Curbing Medicare Costs Without Vouchers

About 10 years ago, a new radiation treatment for prostate cancer came on line. A single course of “intensity-modulated radiation therapy” cost Medicare about $42,000. The older radiation therapy cost $10,000. Hospitals bought the new machines and stopped using the traditional method. This tacked another $1.5 billion per year to Medicare spending on prostate cancer alone.

Did the fancy new machines do a better job than the old ones? Medicare did not inquire. It just paid. Amazing.

A new McClatchy/Marist poll has 80 percent of Americans opposing cuts in Medicare and Medicaid spending to reduce deficits. Well, 80 percent of Americans don't quite understand Medicare's reimbursement system and how crazy it is.

Forget the Republican plan to squeeze Medicare spending by moving to a voucher system. First, look at the existing setup. For most any treatment deemed “reasonable and necessary,” Medicare pays the cost plus some profit.
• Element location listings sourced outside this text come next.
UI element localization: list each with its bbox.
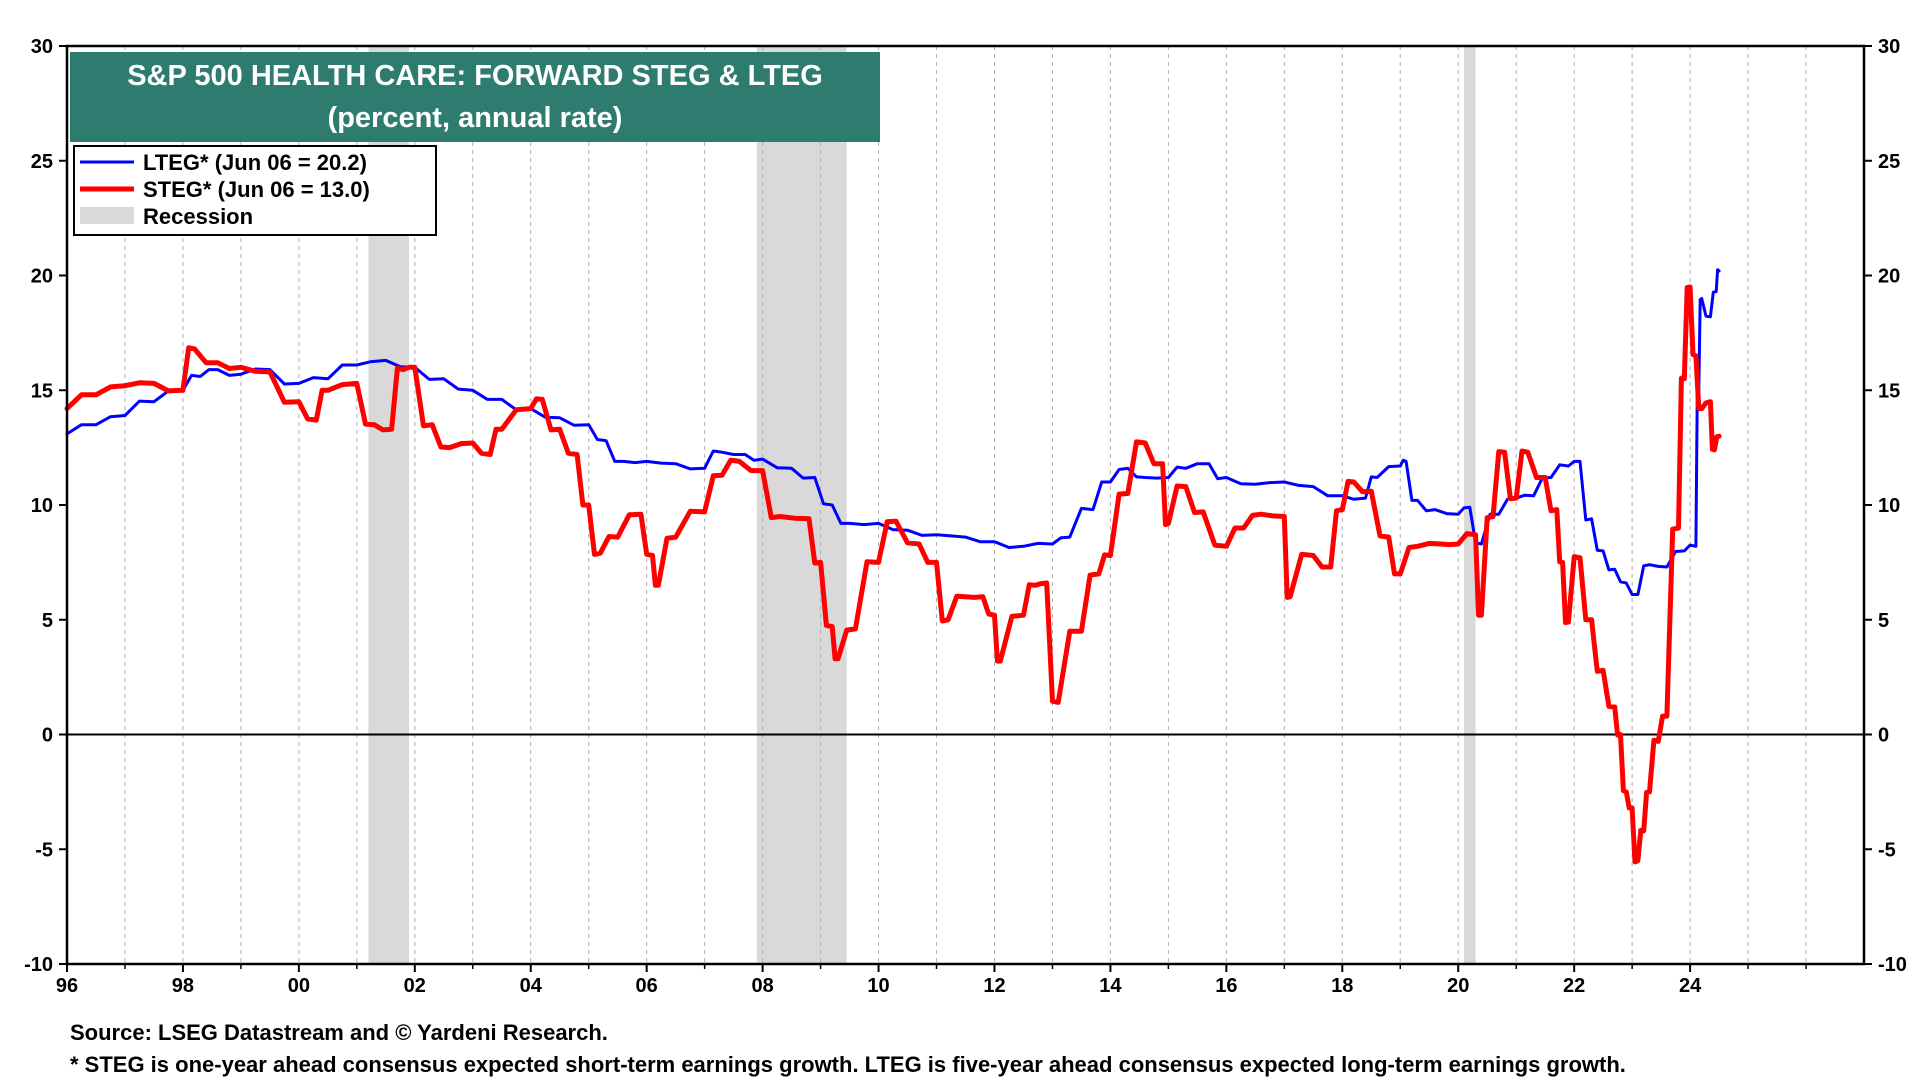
recession-band bbox=[1464, 46, 1476, 964]
y-tick-label-left: 30 bbox=[31, 36, 53, 58]
y-tick-label-left: 0 bbox=[42, 725, 53, 747]
source-note: Source: LSEG Datastream and © Yardeni Re… bbox=[70, 1020, 608, 1045]
x-tick-label: 22 bbox=[1563, 975, 1585, 997]
y-tick-label-right: 30 bbox=[1878, 36, 1900, 58]
y-tick-label-right: 0 bbox=[1878, 725, 1889, 747]
x-tick-label: 14 bbox=[1099, 975, 1122, 997]
legend-label-lteg: LTEG* (Jun 06 = 20.2) bbox=[143, 150, 367, 175]
y-tick-label-left: 10 bbox=[31, 495, 53, 517]
y-tick-label-right: 10 bbox=[1878, 495, 1900, 517]
chart-subtitle: (percent, annual rate) bbox=[328, 102, 623, 134]
definition-note: * STEG is one-year ahead consensus expec… bbox=[70, 1052, 1626, 1077]
y-tick-label-left: 5 bbox=[42, 610, 53, 632]
x-tick-label: 06 bbox=[636, 975, 658, 997]
x-tick-label: 04 bbox=[520, 975, 543, 997]
x-tick-label: 20 bbox=[1447, 975, 1469, 997]
y-tick-label-left: -10 bbox=[24, 954, 53, 976]
y-tick-label-right: -5 bbox=[1878, 839, 1896, 861]
legend-label-recession: Recession bbox=[143, 204, 253, 229]
series-lines bbox=[64, 268, 1722, 865]
legend-swatch-recession bbox=[80, 207, 134, 224]
legend-label-steg: STEG* (Jun 06 = 13.0) bbox=[143, 177, 370, 202]
y-tick-label-right: -10 bbox=[1878, 954, 1907, 976]
vertical-gridlines bbox=[124, 46, 1807, 964]
x-tick-label: 08 bbox=[751, 975, 773, 997]
y-tick-label-left: 15 bbox=[31, 380, 53, 402]
x-tick-label: 00 bbox=[288, 975, 310, 997]
x-tick-label: 98 bbox=[172, 975, 194, 997]
y-tick-label-left: -5 bbox=[35, 839, 53, 861]
title-background bbox=[70, 52, 880, 142]
series-line-steg bbox=[64, 284, 1722, 865]
x-tick-label: 18 bbox=[1331, 975, 1353, 997]
recession-bands bbox=[368, 46, 1476, 964]
title-box: S&P 500 HEALTH CARE: FORWARD STEG & LTEG… bbox=[70, 52, 880, 142]
y-tick-label-left: 20 bbox=[31, 266, 53, 288]
y-tick-label-right: 25 bbox=[1878, 151, 1900, 173]
y-tick-label-right: 5 bbox=[1878, 610, 1889, 632]
x-tick-label: 12 bbox=[983, 975, 1005, 997]
x-tick-label: 10 bbox=[867, 975, 889, 997]
y-tick-label-right: 20 bbox=[1878, 266, 1900, 288]
legend-box bbox=[73, 145, 437, 236]
axis-ticks: 96 98 00 02 04 06 08 10 12 14 16 18 20 22 24-10 -10-5 -5… bbox=[24, 36, 1907, 997]
x-tick-label: 96 bbox=[56, 975, 78, 997]
x-tick-label: 24 bbox=[1679, 975, 1702, 997]
x-tick-label: 16 bbox=[1215, 975, 1237, 997]
y-tick-label-right: 15 bbox=[1878, 380, 1900, 402]
series-line-lteg bbox=[65, 268, 1721, 596]
legend: LTEG* (Jun 06 = 20.2) STEG* (Jun 06 = 13… bbox=[73, 145, 437, 236]
x-tick-label: 02 bbox=[404, 975, 426, 997]
y-tick-label-left: 25 bbox=[31, 151, 53, 173]
chart-title: S&P 500 HEALTH CARE: FORWARD STEG & LTEG bbox=[127, 60, 823, 92]
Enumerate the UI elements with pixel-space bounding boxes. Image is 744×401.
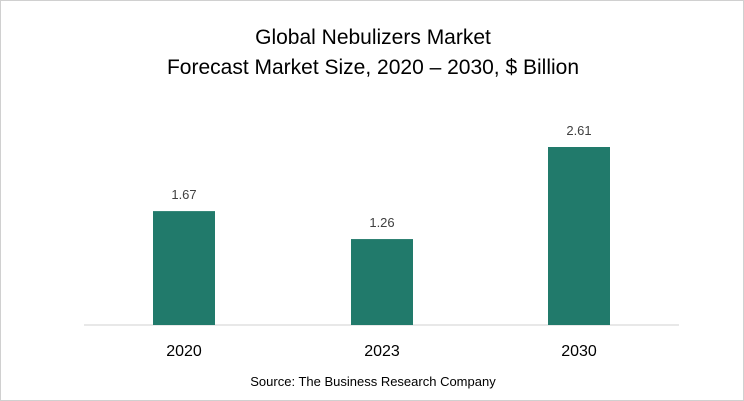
bar-2030 (548, 147, 610, 325)
data-label-2030: 2.61 (566, 123, 591, 138)
x-tick-label-2030: 2030 (561, 343, 597, 360)
bar-2023 (351, 239, 413, 325)
source-note: Source: The Business Research Company (250, 374, 496, 389)
chart-title: Global Nebulizers Market (255, 26, 491, 49)
x-tick-label-2023: 2023 (364, 343, 400, 360)
x-tick-label-2020: 2020 (166, 343, 202, 360)
chart-subtitle: Forecast Market Size, 2020 – 2030, $ Bil… (166, 56, 580, 79)
bar-2020 (153, 211, 215, 325)
data-label-2020: 1.67 (171, 187, 196, 202)
data-label-2023: 1.26 (369, 215, 394, 230)
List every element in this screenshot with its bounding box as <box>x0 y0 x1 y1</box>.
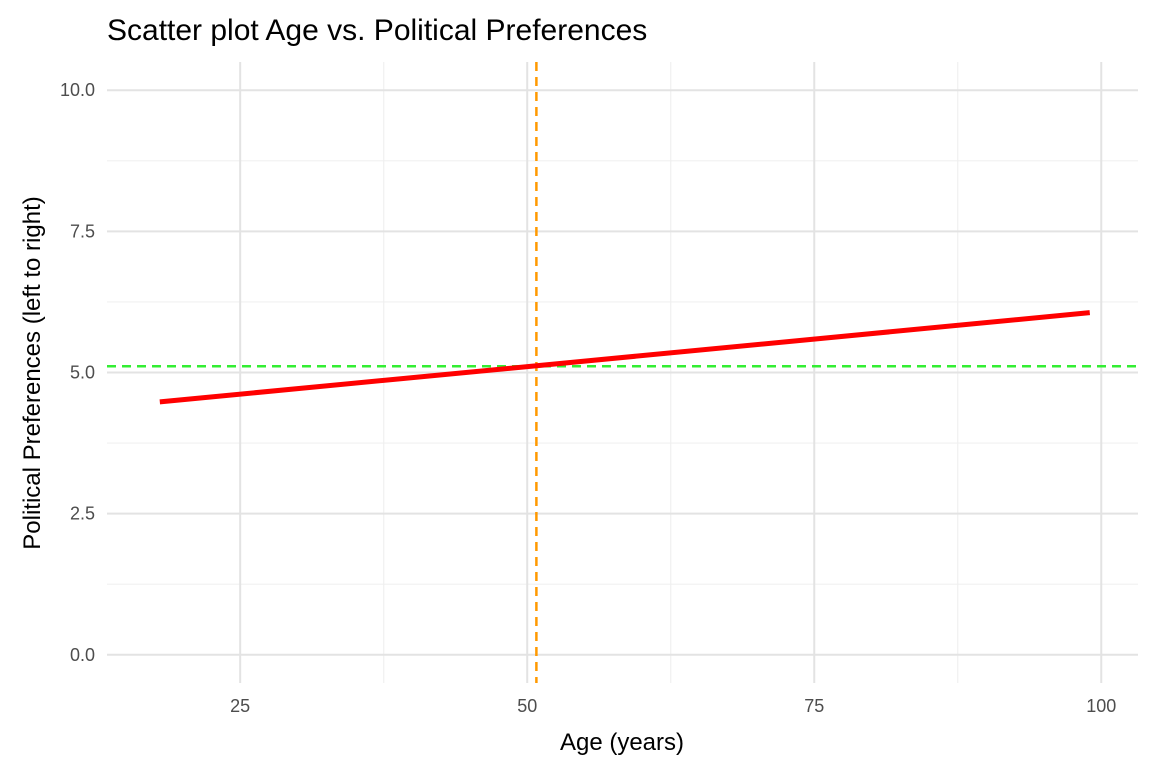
series-layer <box>159 310 1091 405</box>
y-tick-label: 2.5 <box>70 504 95 524</box>
y-axis-title: Political Preferences (left to right) <box>19 196 46 549</box>
reference-lines <box>107 62 1138 683</box>
grid <box>107 62 1138 683</box>
x-tick-label: 50 <box>517 696 537 716</box>
y-tick-label: 5.0 <box>70 363 95 383</box>
x-tick-label: 25 <box>230 696 250 716</box>
y-tick-label: 10.0 <box>60 80 95 100</box>
x-tick-label: 75 <box>804 696 824 716</box>
y-tick-label: 7.5 <box>70 221 95 241</box>
regression-line <box>159 310 1091 405</box>
chart-title: Scatter plot Age vs. Political Preferenc… <box>107 14 647 47</box>
x-axis-title: Age (years) <box>560 729 684 756</box>
tick-labels: 25 50 75 100 0.0 2.5 5.0 7.5 10.0 <box>60 80 1116 716</box>
x-tick-label: 100 <box>1086 696 1116 716</box>
y-tick-label: 0.0 <box>70 645 95 665</box>
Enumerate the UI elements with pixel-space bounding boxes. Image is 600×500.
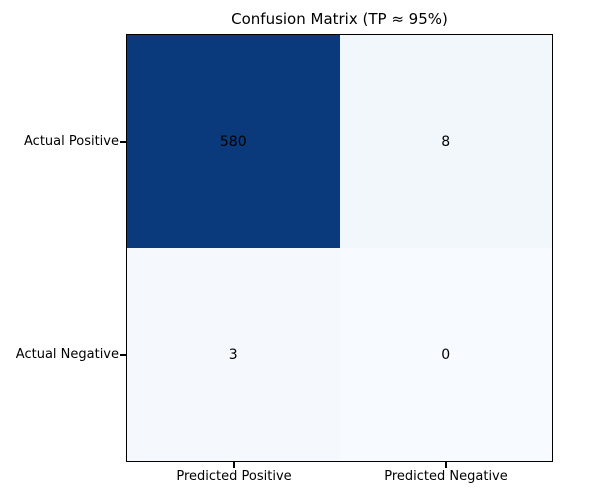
cell-value-true-negative: 0 <box>441 346 451 363</box>
y-tick-label-actual-negative: Actual Negative <box>15 347 119 362</box>
y-axis-tick-actual-positive <box>120 141 126 143</box>
x-tick-label-predicted-positive: Predicted Positive <box>176 469 292 484</box>
y-tick-label-actual-positive: Actual Positive <box>24 134 119 149</box>
cell-value-false-negative: 8 <box>441 133 451 150</box>
x-axis-tick-predicted-positive <box>233 462 235 468</box>
y-axis-tick-actual-negative <box>120 354 126 356</box>
cell-value-false-positive: 3 <box>228 346 238 363</box>
plot-area: 580 8 3 0 <box>126 34 553 462</box>
x-tick-label-predicted-negative: Predicted Negative <box>384 469 508 484</box>
heatmap-cell-actual-positive-predicted-negative: 8 <box>339 35 552 248</box>
heatmap-cell-actual-positive-predicted-positive: 580 <box>127 35 340 248</box>
x-axis-tick-predicted-negative <box>445 462 447 468</box>
heatmap-cell-actual-negative-predicted-negative: 0 <box>339 248 552 461</box>
cell-value-true-positive: 580 <box>219 133 247 150</box>
chart-title: Confusion Matrix (TP ≈ 95%) <box>231 10 448 28</box>
heatmap-cell-actual-negative-predicted-positive: 3 <box>127 248 340 461</box>
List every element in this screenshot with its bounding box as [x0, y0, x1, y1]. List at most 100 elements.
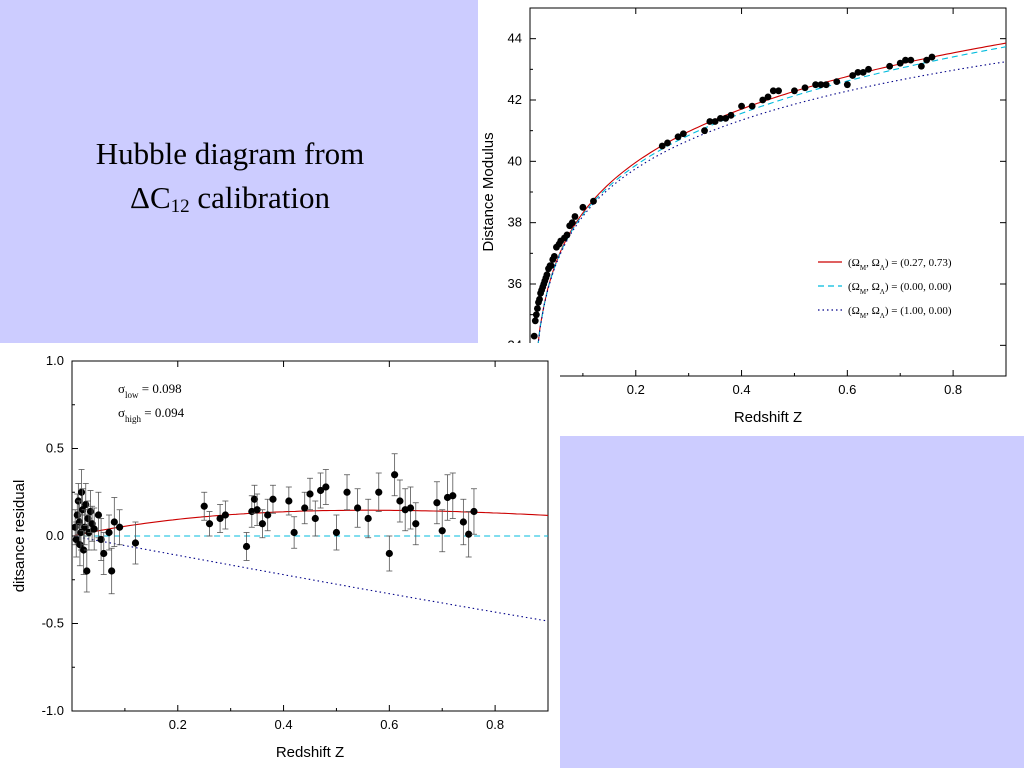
residual-point — [470, 507, 478, 516]
sigma-annotation: σlow = 0.098 — [118, 381, 182, 400]
data-point — [738, 102, 745, 110]
data-point — [711, 118, 719, 125]
residual-point — [110, 518, 118, 526]
data-point — [701, 127, 708, 135]
residual-point — [84, 514, 92, 523]
legend-subscript: Λ — [880, 312, 885, 320]
data-point — [801, 84, 809, 92]
y-tick-label: 42 — [508, 92, 522, 107]
y-tick-label: -0.5 — [42, 616, 64, 631]
data-point — [536, 295, 543, 303]
legend-entry: (ΩM, ΩΛ) = (1.00, 0.00) — [848, 305, 952, 320]
residual-point — [131, 539, 140, 547]
legend-text: (Ω — [848, 281, 860, 293]
sigma-text: σ — [118, 381, 125, 396]
data-point — [674, 133, 682, 141]
residual-point — [258, 520, 266, 528]
residual-point — [316, 486, 325, 495]
data-point — [550, 253, 558, 260]
residual-model-curve-1 — [73, 509, 549, 537]
legend-subscript: Λ — [880, 288, 885, 296]
data-point — [534, 305, 541, 312]
data-point — [896, 59, 904, 67]
data-point — [759, 96, 767, 104]
residual-point — [354, 504, 362, 512]
sigma-annotation: σhigh = 0.094 — [118, 405, 185, 424]
hubble-diagram-panel: 0.20.40.60.8343638404244Redshift ZDistan… — [478, 0, 1024, 436]
residual-point — [301, 504, 309, 512]
sigma-subscript: low — [125, 390, 139, 400]
residual-point — [332, 528, 341, 537]
residual-point — [290, 528, 298, 537]
residual-point — [391, 471, 399, 479]
residual-point — [105, 528, 113, 537]
residual-point — [311, 514, 319, 523]
legend-text: , Ω — [866, 257, 880, 269]
data-point — [833, 78, 841, 85]
data-point — [748, 102, 756, 110]
data-point — [775, 87, 782, 95]
residual-point — [250, 495, 259, 503]
data-point — [886, 62, 894, 70]
residual-panel: 0.2 0.4 0.6 0.8 1.0 0.5 0.0 -0.5 -1.0 Redshift Z d… — [0, 343, 560, 768]
x-tick-label: 0.8 — [486, 717, 504, 732]
sigma-text: σ — [118, 405, 125, 420]
data-point — [727, 111, 735, 119]
legend-text: ) = (0.00, 0.00) — [885, 281, 952, 293]
data-point — [769, 87, 777, 95]
x-tick-label: 0.6 — [838, 382, 856, 397]
legend-text: , Ω — [866, 305, 880, 317]
x-tick-label: 0.4 — [733, 382, 751, 397]
slide-title-line2: ΔC12 calibration — [30, 176, 430, 220]
residual-point — [242, 542, 251, 551]
residual-point — [433, 499, 441, 507]
slide-title-line1: Hubble diagram from — [95, 136, 365, 171]
sigma-text: = 0.094 — [141, 405, 185, 420]
residual-model-curve-3 — [74, 535, 549, 622]
data-point — [543, 271, 551, 279]
x-axis-label: Redshift Z — [276, 744, 344, 761]
residual-chart: 0.2 0.4 0.6 0.8 1.0 0.5 0.0 -0.5 -1.0 Redshift Z d… — [11, 353, 549, 761]
model-curve-3 — [531, 61, 1007, 377]
data-point — [812, 81, 819, 89]
residual-point — [76, 541, 84, 549]
residual-point — [77, 488, 86, 496]
residual-point — [82, 500, 90, 509]
residual-point — [306, 490, 314, 498]
data-point — [865, 65, 872, 73]
residual-point — [86, 507, 95, 516]
slide-title-delta: ΔC — [130, 180, 171, 215]
residual-point — [269, 495, 277, 503]
y-axis-label: Distance Modulus — [480, 132, 497, 251]
residual-point — [459, 518, 467, 526]
residual-point — [343, 488, 351, 496]
data-point — [664, 139, 671, 147]
data-point — [717, 115, 724, 122]
residual-point — [72, 535, 80, 544]
data-point — [532, 311, 540, 319]
residual-point — [216, 514, 224, 523]
slide-title-rest: calibration — [189, 180, 330, 215]
residual-point — [253, 506, 261, 514]
x-tick-label: 0.6 — [380, 717, 398, 732]
residual-point — [449, 492, 457, 500]
residual-point — [90, 525, 98, 533]
data-point — [843, 81, 851, 89]
residual-point — [221, 511, 229, 519]
data-point — [568, 219, 576, 227]
data-point — [854, 69, 862, 76]
legend-entry: (ΩM, ΩΛ) = (0.27, 0.73) — [848, 257, 952, 272]
residual-point — [385, 549, 393, 558]
legend-text: (Ω — [848, 305, 860, 317]
y-tick-label: 38 — [508, 215, 522, 230]
residual-point — [108, 567, 116, 575]
data-point — [907, 56, 915, 64]
legend-text: ) = (1.00, 0.00) — [885, 305, 952, 317]
legend-text: , Ω — [866, 281, 880, 293]
data-point — [571, 213, 579, 220]
data-point — [706, 118, 714, 125]
legend-subscript: Λ — [880, 264, 885, 272]
y-tick-label: 1.0 — [46, 353, 64, 368]
residual-point — [116, 523, 124, 531]
residual-point — [83, 567, 91, 575]
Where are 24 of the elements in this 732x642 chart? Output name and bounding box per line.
This has turned the program into a brainless check-writing machine for the medical-industrial complex.

Not long ago, an article in Health Affairs used the above prostate cancer example to show the ludicrous way Medicare pays for things. “Coverage is determined without any requirement for evidence demonstrating that the service in question is equally or more effective than other available options,” write Steven Pearson, president of the Institute for Technology Assessment in Boston, and Peter Bach, a critical-care physician at Memorial Sloan-Kettering Cancer Center in New York.

Enter “comparative effectiveness research” — perhaps the most boring term in public policy today, but essential to containing the explosively rising costs of Medicare, Medicaid and private health coverage. (I suggest “best for less” as a catchier name.)

Comparative effectiveness research studies different treatments for the same condition and identifies those that do the job with the fewest side effects. Medical economists generally agree that our system groans with pricy treatments that provide outcomes no better — and sometimes worse — than less-expensive alternatives.

The 2009 stimulus bill and the health-reform legislation contained spending for this research, which Republicans and some Democrats fought tooth and nail. They expressed concern that it would discourage medical innovation. Their unstated worry was that taxpayers would become resistant to sending big checks to equipment makers and other medical providers for bells, whistles and exotic names that add nothing to the quality of care. Much of political Washington has a vested interest in the vested interests.

Pearson and Bach have come up with an intriguing way to use comparative effectiveness research without stifling the development of improved technology. They would use this research to have Medicare pay the same thing for services that provide equivalent results. But it would reimburse new technologies at the higher rates for, say, three years. If they prove to be superior, then Medicare continues to pay more for them.

What the 80 percent of Americans who oppose spending cuts on the government health plans really want is the assurance that they can get state-of-the-art medical care when they need it. Responsible leaders must impress upon them that enormous savings can be found in Medicare without reducing quality one iota. Furthermore, the perverse incentives in our reimbursement system encourage too much care, which itself can hurt patients.

There's no need for a radical voucher plan that saves money by sending the elderly to private insurers, then curbing payments to the insurers. The government can continue picking up the bills if Medicare starts considering value received for the checks it writes.

Patients would be happy. Taxpayers would be happy. Some vested interests would not be happy, and they have lots to spend on scaring the public. The question at the end of the day is: Who matters more to our politicians?